В эту минуту завязалось сражение между Джонни и пятью его младшими братьями: накрывая стол к завтраку, они стали отнимать друг у друга хлеб и теперь щедро отвешивали один другому тумаки; самый маленький, с удивительной для столь юного возраста предусмотрительностью, не вмешивался в драку, а только ходил вокруг и дергал воинов за ноги. Мистер и миссис Тетерби с великим пылом ринулись в гущу боя, словно отныне то была единственная почва, на которой они могли действовать в согласии; без малейшего следа прежней кротости и добросердечия они сыпали удары во все стороны и, покарав правых и виноватых, вновь уселись каждый на свое место.
— Хоть бы ты газету почитал, чем сидеть сложа руки, — заметила миссис Тетерби.
— А что там читать, в газете? — с крайней досадой отозвался мистер Тетерби.
— Как что? — сказала миссис Тетерби. — Полицейскую хронику.
— Вот еще, — возразил мистер Тетерби. — Какое мне дело, кто там что натворил или что с кем сотворили.
— Читай про самоубийства, — предложила миссис Тетерби.
— Мне это неинтересно, — отвечал ее супруг.
— Кто родился, кто помер, кто свадьбу сыграл — ничего тебе не интересно?
— По мне хоть бы с сегодняшнего дня и до скончания века никто больше не рождался на свет, а с завтрашнего все начали бы помирать; меня это не касается. Вот когда придет мой черед, тогда другое дело, — проворчал мистер Тетерби. — А что до свадеб, так я и сам женат, знаю, велика ли от этого радость.

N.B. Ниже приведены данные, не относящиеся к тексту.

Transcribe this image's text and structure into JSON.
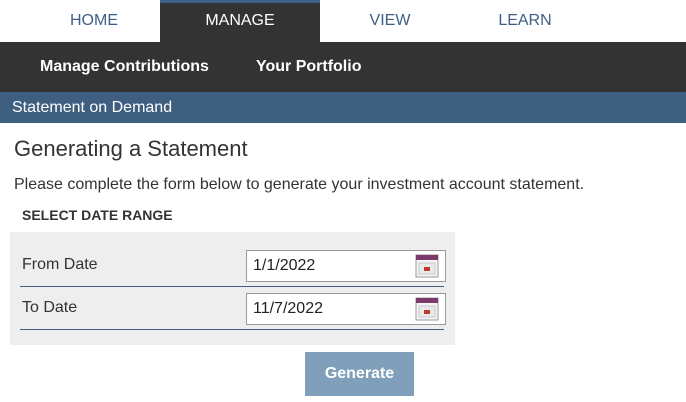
{
  "top_tabs": [
    {
      "label": "HOME"
    },
    {
      "label": "MANAGE"
    },
    {
      "label": "VIEW"
    },
    {
      "label": "LEARN"
    }
  ],
  "sub_nav": [
    {
      "label": "Manage Contributions"
    },
    {
      "label": "Your Portfolio"
    }
  ],
  "breadcrumb": "Statement on Demand",
  "page": {
    "title": "Generating a Statement",
    "description": "Please complete the form below to generate your investment account statement.",
    "section_label": "SELECT DATE RANGE"
  },
  "form": {
    "from": {
      "label": "From Date",
      "value": "1/1/2022",
      "icon": "calendar-icon"
    },
    "to": {
      "label": "To Date",
      "value": "11/7/2022",
      "icon": "calendar-icon"
    }
  },
  "generate_label": "Generate",
  "colors": {
    "accent": "#3e5f86",
    "nav_dark": "#333333",
    "button": "#7f9fba"
  }
}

Судя по недовольному виду миссис Тетерби, она вполне разделяла мнение мужа; однако она тут же стала противоречить ему, просто ради того, чтобы поспорить.

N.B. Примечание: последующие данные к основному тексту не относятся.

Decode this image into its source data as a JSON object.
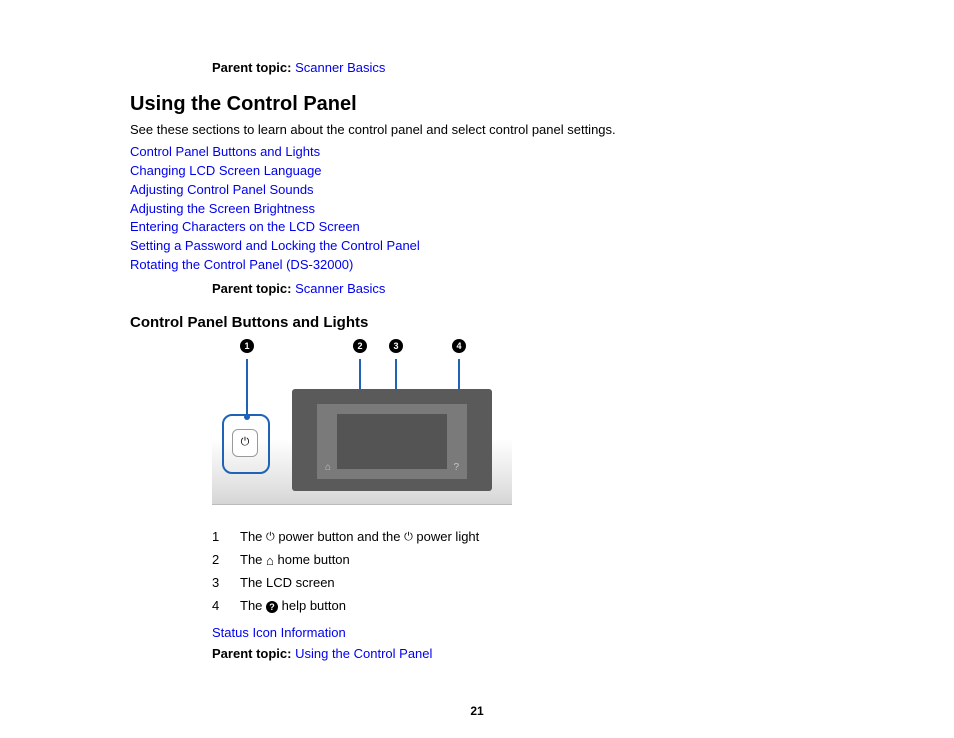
{
  "topParent": {
    "label": "Parent topic:",
    "link": "Scanner Basics"
  },
  "heading1": "Using the Control Panel",
  "intro": "See these sections to learn about the control panel and select control panel settings.",
  "tocLinks": [
    "Control Panel Buttons and Lights",
    "Changing LCD Screen Language",
    "Adjusting Control Panel Sounds",
    "Adjusting the Screen Brightness",
    "Entering Characters on the LCD Screen",
    "Setting a Password and Locking the Control Panel",
    "Rotating the Control Panel (DS-32000)"
  ],
  "parent2": {
    "label": "Parent topic:",
    "link": "Scanner Basics"
  },
  "heading2": "Control Panel Buttons and Lights",
  "callouts": [
    "1",
    "2",
    "3",
    "4"
  ],
  "legend": [
    {
      "ix": "1",
      "pre": "The ",
      "icon": "power",
      "mid": " power button and the ",
      "icon2": "power",
      "post": " power light"
    },
    {
      "ix": "2",
      "pre": "The ",
      "icon": "home",
      "mid": "",
      "icon2": null,
      "post": " home button"
    },
    {
      "ix": "3",
      "pre": "The LCD screen",
      "icon": null,
      "mid": "",
      "icon2": null,
      "post": ""
    },
    {
      "ix": "4",
      "pre": "The ",
      "icon": "help",
      "mid": "",
      "icon2": null,
      "post": " help button"
    }
  ],
  "subLink": "Status Icon Information",
  "parent3": {
    "label": "Parent topic:",
    "link": "Using the Control Panel"
  },
  "pageNumber": "21"
}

— Ну, у тебя, известно, семь пятниц на неделе, — сказала она. — Сам же слепил ширму из газет и сидишь, вычитываешь чего-то детям по целому часу без передышки.
— Не вычитываю, а вычитывал, — возразил муж. — Больше ты этого не увидишь. Теперь-то я стал умнее.

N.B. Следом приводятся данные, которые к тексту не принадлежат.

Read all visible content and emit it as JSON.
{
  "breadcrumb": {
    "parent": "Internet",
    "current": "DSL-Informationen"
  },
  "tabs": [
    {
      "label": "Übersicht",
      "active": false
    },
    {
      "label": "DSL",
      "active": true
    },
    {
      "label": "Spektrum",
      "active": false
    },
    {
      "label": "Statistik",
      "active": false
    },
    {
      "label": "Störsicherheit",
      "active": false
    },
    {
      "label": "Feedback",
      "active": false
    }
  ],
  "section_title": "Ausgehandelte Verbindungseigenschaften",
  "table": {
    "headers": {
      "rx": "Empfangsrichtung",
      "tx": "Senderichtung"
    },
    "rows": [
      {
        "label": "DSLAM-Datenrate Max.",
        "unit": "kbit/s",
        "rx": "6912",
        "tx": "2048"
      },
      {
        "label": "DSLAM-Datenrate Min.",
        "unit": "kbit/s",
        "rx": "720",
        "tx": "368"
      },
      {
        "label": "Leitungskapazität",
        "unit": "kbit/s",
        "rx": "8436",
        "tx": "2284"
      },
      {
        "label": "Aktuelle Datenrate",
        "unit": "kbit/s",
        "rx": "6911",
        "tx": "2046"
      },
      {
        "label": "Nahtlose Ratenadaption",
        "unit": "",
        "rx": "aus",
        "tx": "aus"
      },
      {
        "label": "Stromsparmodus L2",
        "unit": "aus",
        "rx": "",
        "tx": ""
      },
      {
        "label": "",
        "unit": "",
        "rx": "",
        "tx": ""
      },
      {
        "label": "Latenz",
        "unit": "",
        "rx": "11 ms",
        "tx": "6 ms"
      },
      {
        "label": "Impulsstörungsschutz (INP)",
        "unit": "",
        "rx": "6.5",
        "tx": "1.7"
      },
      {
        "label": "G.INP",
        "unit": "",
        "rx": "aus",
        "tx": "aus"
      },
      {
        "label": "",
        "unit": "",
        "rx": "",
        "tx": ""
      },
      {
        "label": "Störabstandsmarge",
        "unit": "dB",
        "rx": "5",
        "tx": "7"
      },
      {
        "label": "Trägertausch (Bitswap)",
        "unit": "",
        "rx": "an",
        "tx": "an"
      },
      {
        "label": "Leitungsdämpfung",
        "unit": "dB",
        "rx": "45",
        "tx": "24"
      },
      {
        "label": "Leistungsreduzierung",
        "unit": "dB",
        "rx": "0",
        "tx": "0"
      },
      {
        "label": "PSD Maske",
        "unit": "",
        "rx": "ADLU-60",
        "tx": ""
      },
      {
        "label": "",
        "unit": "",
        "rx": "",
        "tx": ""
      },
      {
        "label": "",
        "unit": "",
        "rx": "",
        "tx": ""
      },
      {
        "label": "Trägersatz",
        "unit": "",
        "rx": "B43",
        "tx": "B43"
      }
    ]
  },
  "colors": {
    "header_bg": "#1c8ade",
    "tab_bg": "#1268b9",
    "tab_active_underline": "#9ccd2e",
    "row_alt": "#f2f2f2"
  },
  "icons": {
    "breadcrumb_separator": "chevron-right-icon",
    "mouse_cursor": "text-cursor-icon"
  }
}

— Ха, умнее! Как бы не так! Может, ты и лучше стал?
От этого вопроса в груди мистера Тетерби что-то дрогнуло. Он удрученно задумался, снова и снова проводя рукою по лбу.
— Лучше? — пробормотал он. — Не думаю, чтоб кто-нибудь из нас стал лучше, да и счастливее. Лучше? Разве?
Он обернулся к своей ширме и стал водить по ней пальцем, пока не напал на нужную ему вырезку.
— Вот это, помнится, все мы особенно любили, — тупо и растерянно промолвил он. — Бывало, дети заспорят о чем-нибудь, даже потасовка случится, а прочитаешь им эту историю — и они растрогаются до слез и сразу помирятся, будто от сказки про то, как малыши заблудились в лесу и малиновка укрыла их листьями. "Прискорбный случай крайней нищеты. Вчера мужчина небольшого роста с младенцем на руках, в сопровождении шести детей в возрасте от двух до десяти лет, одетых в лохмотья и, по-видимому, изголодавшихся, предстал перед почтенным мировым судьей и сделал следующее заявление…" Уф! Ничего не понимаю, — прервав чтение, воскликнул мистер Тетерби. — Просто непостижимо, мы-то тут при чем?
— До чего же он стар и жалок, — говорила себе между тем миссис Тетерби, наблюдая за мужем. — В жизни не видала, чтоб человек так переменился. О, господи, господи, принести такую жертву!
— Какую еще жертву? — брюзгливо осведомился муж.
Миссис Тетерби покачала головой и, ни слова не отвечая, стала так яростно трясти люльку, что младенца подбрасывало, точно щепку в бурном море.
— Может, ты хочешь сказать, милая моя, что это ты принесла жертву, выйдя за меня замуж? — начал супруг.
— Вот именно! — отрезала супруга.
— Тогда вот что я тебе скажу, — продолжал он так же угрюмо и сердито, как и она. — В брак-то ведь вступают двое, и если кто принес жертву, так это я. И очень жалею, что жертва была принята.
— Я тоже жалею, что ее приняла, Тетерби, от души жалею, можешь не сомневаться. Уж, верно, ты жалеешь об этом не больше, чем я.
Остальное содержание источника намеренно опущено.